American voters care less about the exact steps toward self-rule and more about improving security.
By Howard LaFranchi | Staff writer of The Christian Science Monitor
WASHINGTON – The United States is preparing yet another rejigging of its plan for handing over authority in Iraq, with direct election of a temporary government one possible way out of a deepening crisis.
Another possibility is expansion of the existing, US-named Iraqi Governing Council.
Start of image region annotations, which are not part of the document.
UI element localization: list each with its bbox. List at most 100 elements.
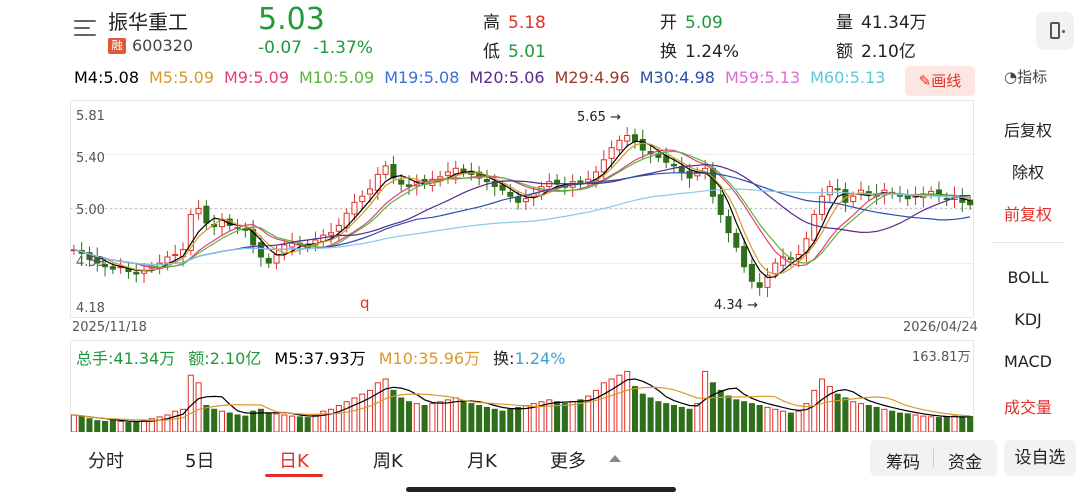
volume-bar	[819, 378, 826, 432]
draw-line-label: 画线	[931, 72, 962, 90]
candle	[600, 159, 607, 173]
candle	[608, 147, 615, 159]
volume-bar	[577, 399, 584, 432]
volume-bar	[351, 397, 358, 432]
volume-chart[interactable]	[70, 340, 974, 432]
volume-bar	[702, 370, 709, 432]
volume-bar	[811, 389, 818, 432]
volume-bar	[273, 413, 280, 432]
volume-bar	[289, 415, 296, 432]
change-percent: -1.37%	[312, 38, 373, 58]
ma-line	[73, 142, 971, 276]
change-value: -0.07	[258, 38, 302, 58]
volume-bar	[709, 382, 716, 432]
start-date-label: 2025/11/18	[72, 320, 147, 335]
candle	[218, 220, 225, 228]
volume-m10: M10:35.96万	[378, 349, 481, 368]
volume-bar	[920, 415, 927, 432]
volume-bar	[141, 420, 148, 432]
volume-bar	[304, 417, 311, 432]
caret-up-icon[interactable]	[609, 455, 621, 462]
candle	[102, 264, 109, 268]
ma-legend-item: M10:5.09	[299, 68, 375, 87]
volume-bar	[499, 410, 506, 432]
menu-icon[interactable]	[74, 20, 96, 40]
volume-bar	[374, 382, 381, 432]
volume-bar	[554, 401, 561, 432]
volume-bar	[242, 415, 249, 432]
volume-bar	[437, 401, 444, 432]
volume-bar	[889, 410, 896, 432]
volume-bar	[608, 378, 615, 432]
volume-bar	[787, 412, 794, 432]
indicator-volume[interactable]: 成交量	[1003, 398, 1052, 417]
candle	[460, 168, 467, 173]
add-watchlist-button[interactable]: 设自选	[1004, 440, 1076, 476]
volume-value: 41.34万	[861, 13, 927, 33]
volume-bar	[943, 416, 950, 432]
panel-divider	[992, 242, 1064, 243]
y-tick-label: 5.00	[76, 203, 105, 218]
landscape-toggle-button[interactable]	[1036, 12, 1074, 50]
ma-legend-item: M60:5.13	[810, 68, 886, 87]
volume-bar	[748, 403, 755, 432]
tab-more[interactable]: 更多	[550, 451, 586, 472]
candlestick-chart[interactable]	[70, 100, 974, 318]
candle	[203, 205, 210, 224]
volume-bar	[382, 378, 389, 432]
indicator-kdj[interactable]: KDJ	[1014, 310, 1042, 329]
volume-bar	[70, 414, 77, 432]
indicator-label: 指标	[1017, 68, 1048, 86]
volume-bar	[421, 405, 428, 432]
volume-m5: M5:37.93万	[274, 349, 366, 368]
indicator-post-adjust[interactable]: 后复权	[1003, 121, 1052, 140]
candle	[328, 232, 335, 236]
candle	[499, 184, 506, 191]
volume-bar	[881, 408, 888, 432]
tab-daily-k[interactable]: 日K	[279, 451, 309, 472]
indicator-panel: 后复权 除权 前复权 BOLL KDJ MACD 成交量	[986, 100, 1074, 435]
volume-turnover-value: 1.24%	[514, 349, 566, 368]
draw-line-button[interactable]: ✎画线	[905, 66, 975, 96]
candle	[756, 282, 763, 288]
ma-legend-item: M9:5.09	[224, 68, 289, 87]
ma-legend: M4:5.08 M5:5.09 M9:5.09 M10:5.09 M19:5.08 M20…	[74, 68, 895, 94]
candle	[367, 188, 374, 195]
volume-bar	[86, 418, 93, 432]
indicator-pre-adjust[interactable]: 前复权	[1003, 205, 1052, 224]
high-stat: 高 5.18	[483, 8, 546, 33]
tab-weekly-k[interactable]: 周K	[373, 451, 403, 472]
active-tab-indicator	[265, 474, 323, 477]
volume-bar	[398, 397, 405, 432]
indicator-header[interactable]: ◔指标	[1004, 66, 1047, 87]
volume-bar	[476, 405, 483, 432]
funds-button[interactable]: 资金	[948, 453, 982, 473]
tab-5day[interactable]: 5日	[185, 451, 215, 472]
candle	[842, 189, 849, 203]
tab-monthly-k[interactable]: 月K	[467, 451, 497, 472]
volume-bar	[343, 401, 350, 432]
candle	[390, 163, 397, 179]
volume-bar	[561, 403, 568, 432]
margin-badge: 融	[108, 38, 126, 54]
chips-button[interactable]: 筹码	[886, 453, 920, 473]
event-marker[interactable]: q	[360, 294, 370, 312]
volume-bar	[780, 410, 787, 432]
low-label: 低	[483, 42, 500, 62]
volume-bar	[335, 405, 342, 432]
tab-intraday[interactable]: 分时	[88, 451, 124, 472]
indicator-ex-rights[interactable]: 除权	[1011, 163, 1044, 182]
ma-legend-item: M20:5.06	[469, 68, 545, 87]
ma-line	[73, 149, 971, 269]
candle	[725, 216, 732, 234]
candle	[398, 179, 405, 185]
indicator-boll[interactable]: BOLL	[1007, 268, 1049, 287]
volume-bar	[405, 401, 413, 432]
volume-bar	[522, 405, 529, 432]
volume-bar	[265, 412, 272, 432]
candle	[686, 170, 693, 179]
indicator-macd[interactable]: MACD	[1004, 352, 1052, 371]
end-date-label: 2026/04/24	[903, 320, 978, 335]
candle	[405, 184, 413, 188]
candle	[86, 252, 93, 260]
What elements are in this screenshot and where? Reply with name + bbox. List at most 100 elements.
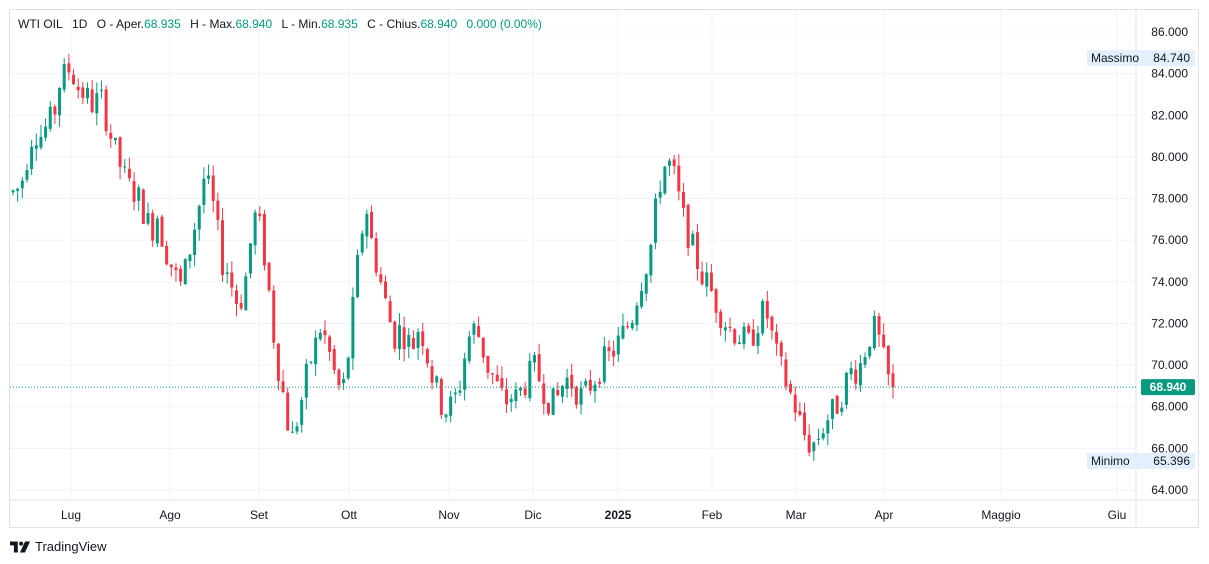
candle-body[interactable] [207, 175, 211, 179]
candle-body[interactable] [379, 274, 383, 283]
candle-body[interactable] [505, 389, 509, 405]
candle-body[interactable] [221, 220, 225, 275]
candle-body[interactable] [351, 296, 355, 359]
candle-body[interactable] [593, 384, 597, 392]
candle-body[interactable] [798, 410, 802, 415]
candle-body[interactable] [132, 181, 136, 202]
candle-body[interactable] [276, 343, 280, 381]
candle-body[interactable] [714, 289, 718, 313]
candle-body[interactable] [742, 326, 746, 345]
legend-interval[interactable]: 1D [72, 17, 88, 31]
candle-body[interactable] [234, 290, 238, 305]
candle-body[interactable] [486, 355, 490, 373]
candle-body[interactable] [67, 63, 71, 73]
candle-body[interactable] [644, 274, 648, 294]
candle-body[interactable] [53, 106, 57, 115]
candle-body[interactable] [109, 132, 113, 139]
candle-body[interactable] [477, 326, 481, 337]
candle-body[interactable] [458, 390, 462, 393]
candle-body[interactable] [616, 335, 620, 355]
candle-body[interactable] [370, 211, 374, 239]
candle-body[interactable] [411, 338, 415, 349]
candle-body[interactable] [244, 276, 248, 311]
candle-body[interactable] [542, 383, 546, 404]
candle-body[interactable] [844, 372, 848, 405]
candle-body[interactable] [225, 272, 229, 275]
candle-body[interactable] [118, 137, 122, 167]
candle-body[interactable] [123, 166, 127, 168]
candle-body[interactable] [565, 377, 569, 389]
candle-body[interactable] [551, 388, 555, 415]
candle-body[interactable] [495, 374, 499, 382]
candle-body[interactable] [467, 336, 471, 361]
candle-body[interactable] [174, 267, 178, 271]
candle-body[interactable] [197, 205, 201, 230]
candle-body[interactable] [20, 180, 24, 189]
candle-body[interactable] [81, 87, 85, 98]
candle-body[interactable] [700, 271, 704, 285]
candle-body[interactable] [248, 243, 252, 274]
candle-body[interactable] [25, 170, 29, 180]
candle-body[interactable] [435, 376, 439, 383]
candle-body[interactable] [188, 254, 192, 262]
candle-body[interactable] [733, 329, 737, 344]
candle-body[interactable] [826, 420, 830, 434]
candle-body[interactable] [821, 433, 825, 439]
candle-body[interactable] [425, 349, 429, 364]
candle-body[interactable] [258, 213, 262, 217]
candle-body[interactable] [761, 300, 765, 334]
candle-body[interactable] [765, 300, 769, 319]
candle-body[interactable] [48, 106, 52, 129]
candle-body[interactable] [686, 204, 690, 249]
candle-body[interactable] [444, 414, 448, 418]
candle-body[interactable] [770, 316, 774, 331]
candle-body[interactable] [756, 333, 760, 347]
candle-body[interactable] [775, 331, 779, 344]
candle-body[interactable] [840, 407, 844, 413]
candle-body[interactable] [253, 212, 257, 246]
candle-body[interactable] [747, 325, 751, 333]
candle-body[interactable] [649, 244, 653, 276]
candle-body[interactable] [705, 272, 709, 287]
candle-body[interactable] [579, 388, 583, 405]
candle-body[interactable] [835, 396, 839, 414]
candle-body[interactable] [868, 346, 872, 357]
candle-body[interactable] [830, 399, 834, 419]
candle-body[interactable] [39, 136, 43, 148]
candle-body[interactable] [584, 381, 588, 386]
candle-body[interactable] [658, 191, 662, 198]
candle-body[interactable] [570, 374, 574, 389]
candle-body[interactable] [663, 166, 667, 194]
candle-body[interactable] [332, 349, 336, 371]
candle-body[interactable] [216, 200, 220, 220]
candle-body[interactable] [509, 398, 513, 403]
candle-body[interactable] [784, 359, 788, 387]
candle-body[interactable] [709, 272, 713, 291]
candle-body[interactable] [723, 327, 727, 331]
candle-body[interactable] [58, 87, 62, 116]
candle-body[interactable] [472, 323, 476, 335]
candle-body[interactable] [668, 160, 672, 166]
candle-body[interactable] [528, 360, 532, 399]
candle-body[interactable] [598, 381, 602, 384]
candle-body[interactable] [691, 233, 695, 246]
candle-body[interactable] [388, 301, 392, 323]
last-price-badge[interactable] [1141, 379, 1195, 396]
candle-body[interactable] [886, 345, 890, 375]
candle-body[interactable] [374, 238, 378, 273]
candle-body[interactable] [481, 337, 485, 358]
legend-symbol[interactable]: WTI OIL [18, 17, 63, 31]
candle-body[interactable] [393, 321, 397, 349]
candle-body[interactable] [318, 332, 322, 340]
candle-body[interactable] [863, 357, 867, 365]
candle-body[interactable] [165, 245, 169, 265]
candle-body[interactable] [514, 389, 518, 401]
candle-body[interactable] [537, 354, 541, 382]
candle-body[interactable] [858, 363, 862, 386]
candle-body[interactable] [76, 86, 80, 91]
candle-body[interactable] [635, 305, 639, 326]
candle-body[interactable] [127, 168, 131, 179]
candle-body[interactable] [141, 189, 145, 224]
candle-body[interactable] [626, 326, 630, 328]
candle-body[interactable] [640, 290, 644, 307]
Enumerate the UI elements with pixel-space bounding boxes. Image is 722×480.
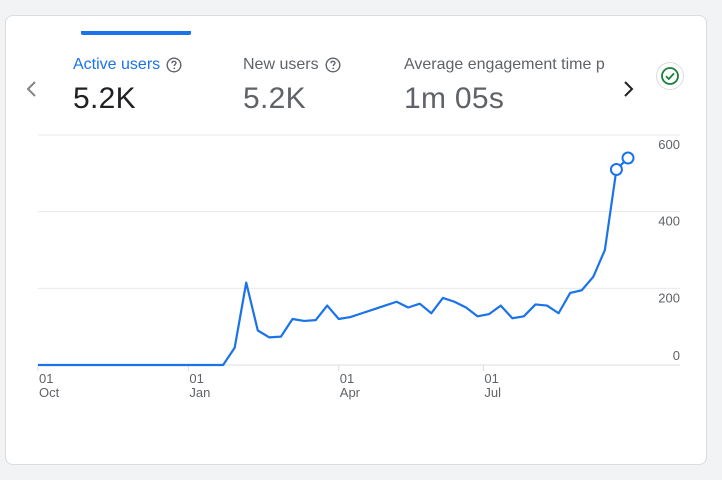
chart-grid [38, 134, 680, 366]
x-tick-day-label: 01 [189, 371, 203, 386]
x-tick-day-label: 01 [39, 371, 53, 386]
metric-value: 5.2K [73, 82, 136, 115]
y-tick-label: 200 [658, 290, 680, 305]
data-point-marker [621, 151, 635, 165]
metric-label: Active users [73, 56, 161, 73]
x-tick-month-label: Jan [189, 385, 210, 400]
x-tick-month-label: Apr [340, 385, 361, 400]
active-tab-indicator [81, 31, 191, 35]
active-users-card: Active users 5.2K New users 5.2K Average… [5, 15, 707, 465]
chevron-right-icon[interactable] [618, 79, 638, 99]
series-line [38, 157, 629, 367]
metric-value: 5.2K [243, 82, 306, 115]
metric-new-users[interactable]: New users 5.2K [243, 56, 341, 116]
y-axis-tick-labels: 0 200 400 600 [658, 137, 680, 363]
metric-label: New users [243, 56, 319, 73]
x-tick-day-label: 01 [484, 371, 498, 386]
metric-avg-engagement-time[interactable]: Average engagement time p 1m 05s [404, 56, 608, 116]
check-circle-icon[interactable] [656, 62, 684, 90]
y-tick-label: 400 [658, 214, 680, 229]
help-circle-icon[interactable] [166, 57, 182, 73]
chart-series [38, 151, 635, 367]
metric-active-users[interactable]: Active users 5.2K [73, 56, 182, 116]
data-point-marker [609, 163, 623, 176]
y-tick-label: 0 [673, 348, 680, 363]
metric-label: Average engagement time p [404, 56, 605, 73]
x-tick-month-label: Oct [39, 385, 60, 400]
help-circle-icon[interactable] [325, 57, 341, 73]
chevron-left-icon[interactable] [22, 79, 42, 99]
metric-value: 1m 05s [404, 82, 505, 115]
x-tick-month-label: Jul [484, 385, 501, 400]
y-tick-label: 600 [658, 137, 680, 152]
x-tick-day-label: 01 [340, 371, 354, 386]
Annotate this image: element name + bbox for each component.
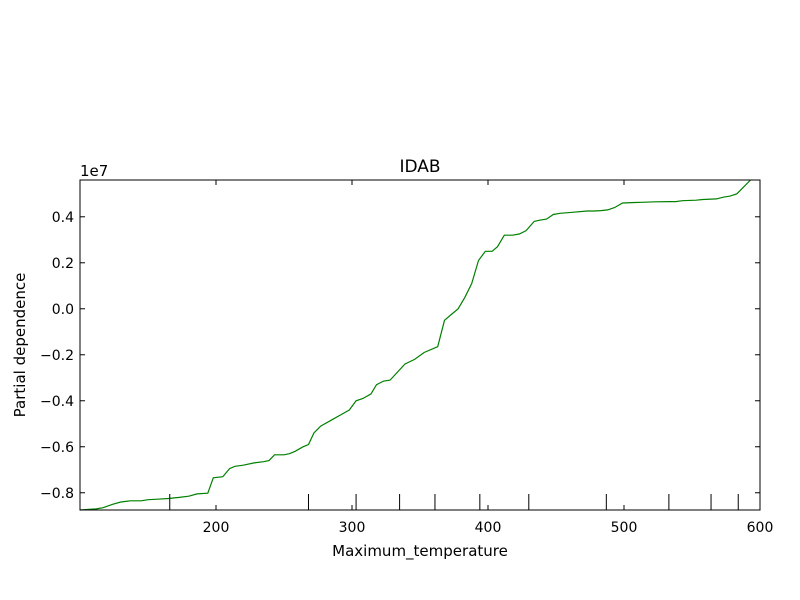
y-tick-label: −0.4 — [40, 394, 74, 410]
y-tick-label: −0.6 — [40, 440, 74, 456]
plot-area — [79, 179, 751, 511]
x-tick-label: 600 — [747, 520, 774, 536]
x-tick-label: 200 — [203, 520, 230, 536]
y-axis-label: Partial dependence — [11, 273, 29, 418]
chart-title: IDAB — [399, 157, 440, 177]
x-axis-label: Maximum_temperature — [332, 542, 508, 561]
rug-marks — [169, 494, 739, 510]
y-tick-label: 0.2 — [52, 256, 74, 272]
x-tick-label: 500 — [611, 520, 638, 536]
y-tick-label: 0.0 — [52, 302, 74, 318]
y-offset-label: 1e7 — [80, 162, 108, 180]
plot-frame — [79, 179, 761, 511]
y-tick-label: 0.4 — [52, 210, 74, 226]
y-tick-label: −0.8 — [40, 486, 74, 502]
x-tick-label: 300 — [339, 520, 366, 536]
series-line — [79, 179, 751, 511]
axis-ticks: 200 300 400 500 600 −0.8 −0.6 −0.4 −0.2 0.0 0.2 0.4 — [40, 180, 773, 536]
x-tick-label: 400 — [475, 520, 502, 536]
y-tick-label: −0.2 — [40, 348, 74, 364]
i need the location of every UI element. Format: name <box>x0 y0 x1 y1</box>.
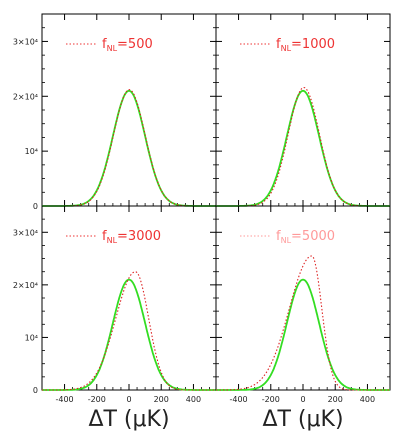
legend-subscript: NL <box>107 236 118 245</box>
y-tick-label: 3×10⁴ <box>13 37 38 46</box>
gaussian-curve <box>216 278 390 391</box>
gaussian-curve <box>42 278 216 391</box>
panel-3: -400 -200 0 200 400 0 10⁴ 2×10⁴ 3×10⁴ fNL=3000 <box>13 205 217 404</box>
y-tick-label: 3×10⁴ <box>13 228 38 237</box>
panel-4: -400 -200 0 200 400 fNL=5000 <box>215 205 391 404</box>
y-tick-label: 10⁴ <box>25 333 38 342</box>
x-tick-label: -200 <box>88 395 106 404</box>
non-gaussian-curve <box>42 271 216 391</box>
x-tick-label: 200 <box>154 395 169 404</box>
x-tick-label: 0 <box>126 395 131 404</box>
y-tick-label: 2×10⁴ <box>13 281 38 290</box>
non-gaussian-curve <box>216 255 390 391</box>
gaussian-curve <box>216 89 390 207</box>
x-tick-label: 0 <box>300 395 305 404</box>
legend-label: fNL=3000 <box>102 229 161 245</box>
legend-prefix: f <box>102 37 107 52</box>
legend-value: =5000 <box>291 229 335 244</box>
x-axis-label: ΔT (μK) <box>262 407 343 432</box>
y-tick-label: 0 <box>33 202 38 211</box>
legend-label: fNL=500 <box>102 37 153 53</box>
panel-2: fNL=1000 <box>215 13 391 207</box>
legend-subscript: NL <box>281 44 292 53</box>
y-tick-label: 10⁴ <box>25 147 38 156</box>
legend-prefix: f <box>276 37 281 52</box>
x-tick-label: -400 <box>55 395 73 404</box>
y-tick-label: 0 <box>33 386 38 395</box>
gaussian-curve <box>42 89 216 207</box>
x-axis-label: ΔT (μK) <box>88 407 169 432</box>
legend-value: =1000 <box>291 37 335 52</box>
non-gaussian-curve <box>216 86 390 207</box>
legend-prefix: f <box>102 229 107 244</box>
legend-value: =500 <box>117 37 153 52</box>
panel-1: 0 10⁴ 2×10⁴ 3×10⁴ fNL=500 <box>13 13 217 211</box>
legend-label: fNL=1000 <box>276 37 335 53</box>
x-tick-label: 400 <box>360 395 375 404</box>
legend-label: fNL=5000 <box>276 229 335 245</box>
legend-prefix: f <box>276 229 281 244</box>
x-tick-label: 200 <box>328 395 343 404</box>
y-tick-label: 2×10⁴ <box>13 92 38 101</box>
x-tick-label: -400 <box>229 395 247 404</box>
legend-value: =3000 <box>117 229 161 244</box>
legend-subscript: NL <box>281 236 292 245</box>
x-tick-label: -200 <box>262 395 280 404</box>
non-gaussian-curve <box>42 89 216 207</box>
legend-subscript: NL <box>107 44 118 53</box>
x-tick-label: 400 <box>186 395 201 404</box>
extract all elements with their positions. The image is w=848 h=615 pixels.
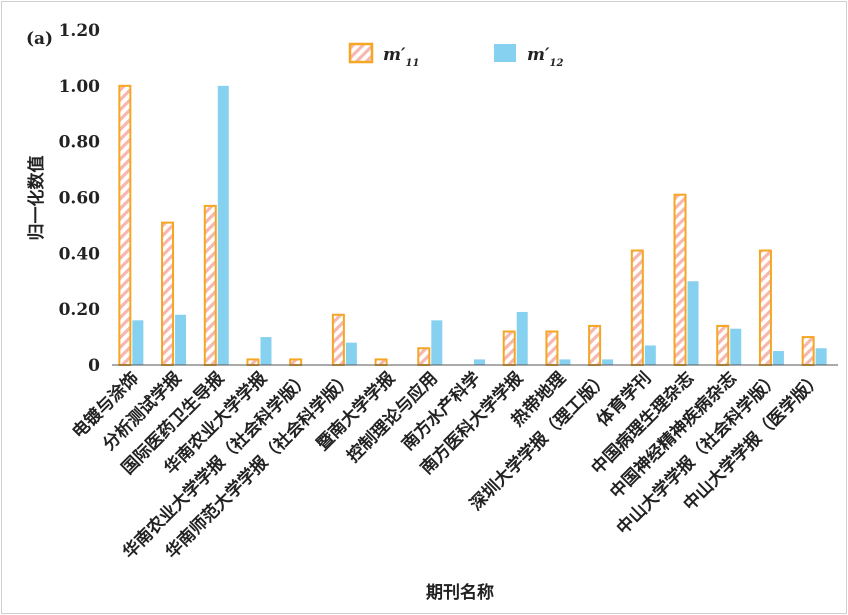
bar-m11 xyxy=(673,193,687,366)
y-tick-label: 1.00 xyxy=(59,77,101,97)
y-tick-label: 0 xyxy=(88,356,100,376)
y-axis: 0 0.20 0.40 0.60 0.80 1.00 1.20 xyxy=(59,21,101,376)
bar-m11 xyxy=(161,221,175,366)
y-tick-label: 0.20 xyxy=(59,300,101,320)
legend-label-m11-main: m′ xyxy=(383,45,406,65)
bar-m12 xyxy=(260,337,272,365)
legend-label-m12: m′12 xyxy=(527,45,563,69)
y-tick-label: 0.60 xyxy=(59,189,101,209)
bar-m11 xyxy=(716,324,730,366)
bar-m12 xyxy=(559,359,571,365)
bar-m12 xyxy=(132,320,144,365)
legend-label-m12-main: m′ xyxy=(527,45,550,65)
panel-label: (a) xyxy=(26,29,53,49)
legend-label-m11: m′11 xyxy=(383,45,419,69)
legend: m′11 m′12 xyxy=(348,42,563,69)
bar-m12 xyxy=(474,359,485,365)
bar-m11 xyxy=(545,330,559,366)
bar-m12 xyxy=(516,311,528,365)
bar-m11 xyxy=(289,358,303,366)
y-tick-label: 0.80 xyxy=(59,133,101,153)
bar-m12 xyxy=(644,345,656,365)
bar-m11 xyxy=(331,313,345,366)
bar-m12 xyxy=(217,85,229,365)
bar-m12 xyxy=(815,348,827,365)
bar-m11 xyxy=(801,336,815,367)
bar-m11 xyxy=(246,358,260,366)
bar-m11 xyxy=(758,249,772,367)
bar-m12 xyxy=(772,351,784,365)
bar-m12 xyxy=(175,314,187,365)
bar-m11 xyxy=(203,204,217,366)
x-tick-labels: 电镀与涂饰分析测试学报国际医药卫生导报华南农业大学学报华南农业大学学报（社会科学… xyxy=(68,368,826,563)
bar-m12 xyxy=(431,320,443,365)
x-axis-title: 期刊名称 xyxy=(426,582,494,603)
bars-group xyxy=(118,84,827,367)
bar-m12 xyxy=(687,281,699,365)
bar-m12 xyxy=(730,328,742,365)
bar-m11 xyxy=(588,324,602,366)
legend-swatch-m11 xyxy=(348,42,374,64)
y-axis-title: 归一化数值 xyxy=(26,156,47,241)
bar-m11 xyxy=(417,347,431,366)
bar-m11 xyxy=(630,249,644,367)
legend-label-m11-sub: 11 xyxy=(405,58,419,69)
bar-m11 xyxy=(118,84,132,366)
y-tick-label: 1.20 xyxy=(59,21,101,41)
bar-m11 xyxy=(374,358,388,366)
legend-swatch-m12 xyxy=(494,44,516,62)
bar-m11 xyxy=(502,330,516,366)
legend-label-m12-sub: 12 xyxy=(549,58,563,69)
bar-m12 xyxy=(602,359,614,365)
y-tick-label: 0.40 xyxy=(59,244,101,264)
bar-m12 xyxy=(345,342,357,365)
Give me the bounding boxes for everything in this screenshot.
Or, it's conceivable that the June 30 handover date, set only last Nov. 15 in a deal worked out between occupation authorities and the IGC, might now slip - although this option seems the least likely for US political reasons.
As the White House modifies plans and backs off some of its more grandiose visions for a post-Saddam Hussein Iraq, what matters most - especially to US voters in this presidential election year - is that Iraq come out of the immediate postwar period stable, nonthreatening, and demonstrably better off, foreign-policy experts say. "It doesn't have to be a Wolfowitzian democracy," says Brookings Institution analyst Michael O'Hanlon, referring to Deputy Defense Secretary Paul Wolfowitz's vision of Iraq as a democratic beacon to the region. "Nor does it have to be an exemplary Keynesian economy. But in the three basic bins of security, politics, and economics," he adds, "there will have to be progress beyond what we're seeing so far for Iraq to be not necessarily a campaign asset, but at least not a vulnerability, for President Bush."
Exactly what is required for the postwar period to be considered a "success" continues to change, especially as the White House shifts the rationale for war - from the original concentration on weapons of mass destruction to the current focus on ridding a key region in the war on terror of a brutal and dangerous dictatorship.